The 26-meter red granite monolith, originally erected at Heliopolis by an unknown pharaoh, was transported by Caesar Augustus to Alexandria, where it stood until AD 37, at which time Caligula shipped it to Rome to serve as the spina at the center of the Circus of Nero. Saint Peter was martyred and buried adjacent to the Circus, and in the 4th century Constantine had a large basilica (now known as “Old Saint Peter’s”) built atop a shrine which had sprung up at Peter’s grave. The obelisk remained upright through the Middle Ages, on the south flank of the church, but with no particular orientation or alignment with the church’s architecture. When Julius II decided in 1505 to demolish Old Saint Peter’s and to begin building the church we see there today, the awkward siting of the obelisk was addressed, but the extreme technical difficulty of lowering, moving, and re-erecting the monolith frightened even the most confident architects and engineers (Michelangelo, when asked why he was reluctant to try, replied simply, “And if it were broken?”). Fontana eventually took up the challenge after the election of Sixtus V in 1585, and events moved swiftly from there: On 25 September 1585 Fontana began digging the foundation for the new pedestal in piazza, and, exactly a year later, on 26 September 1586, work on the re-erection of the obelisk was finished (see Curran, et al., pp. 103-40).

 

OCLC locates no U.S. examples of this etching.

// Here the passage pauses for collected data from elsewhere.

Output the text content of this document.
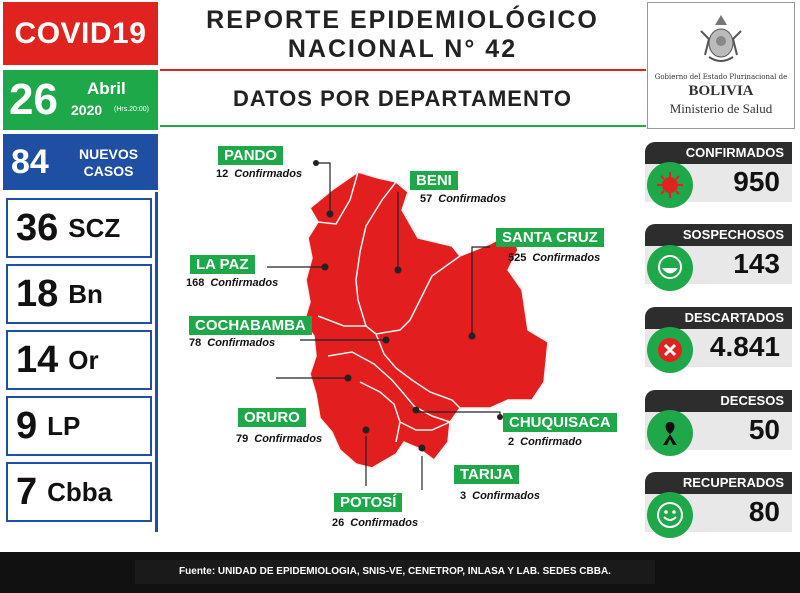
COVID19
26 Abril
2020 (Hrs.20:00)
84 NUEVOS
CASOS
36 SCZ
18 Bn
14 Or
9 LP
7 Cbba
REPORTE EPIDEMIOLÓGICO
NACIONAL N° 42
DATOS POR DEPARTAMENTO
Gobierno del Estado Plurinacional de
BOLIVIA
Ministerio de Salud
PANDO
12 Confirmados	BENI
57 Confirmados
LA PAZ
168 Confirmados
SANTA CRUZ
525 Confirmados
COCHABAMBA
78 Confirmados
ORURO
79 Confirmados
CHUQUISACA
2 Confirmado
TARIJA
3 Confirmados
POTOSÍ
26 Confirmados
CONFIRMADOS
950
SOSPECHOSOS
143
DESCARTADOS
4.841
DECESOS
50
RECUPERADOS
80
Fuente: UNIDAD DE EPIDEMIOLOGIA, SNIS-VE, CENETROP, INLASA Y LAB. SEDES CBBA.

* S. Boorsch, “The Building of the Vatican: The Papacy and Architecture,” The Metropolitan Museum of Art Bulletin, vol. XL, no. 3 (1982-3), pp. 1-64; M. Bury, The Print in Italy 1550-1620, pp. 102-4, no. 64; B. Dibner, Moving the Obelisk; B. A. Curran, A. Grafton, et al., Obelisk: A History, pp. 103-40; P. O. Long, Engineering the Eternal City: Infrastructure, Topography, and the Culture of Knowledge in Late Sixteenth-Century Rome.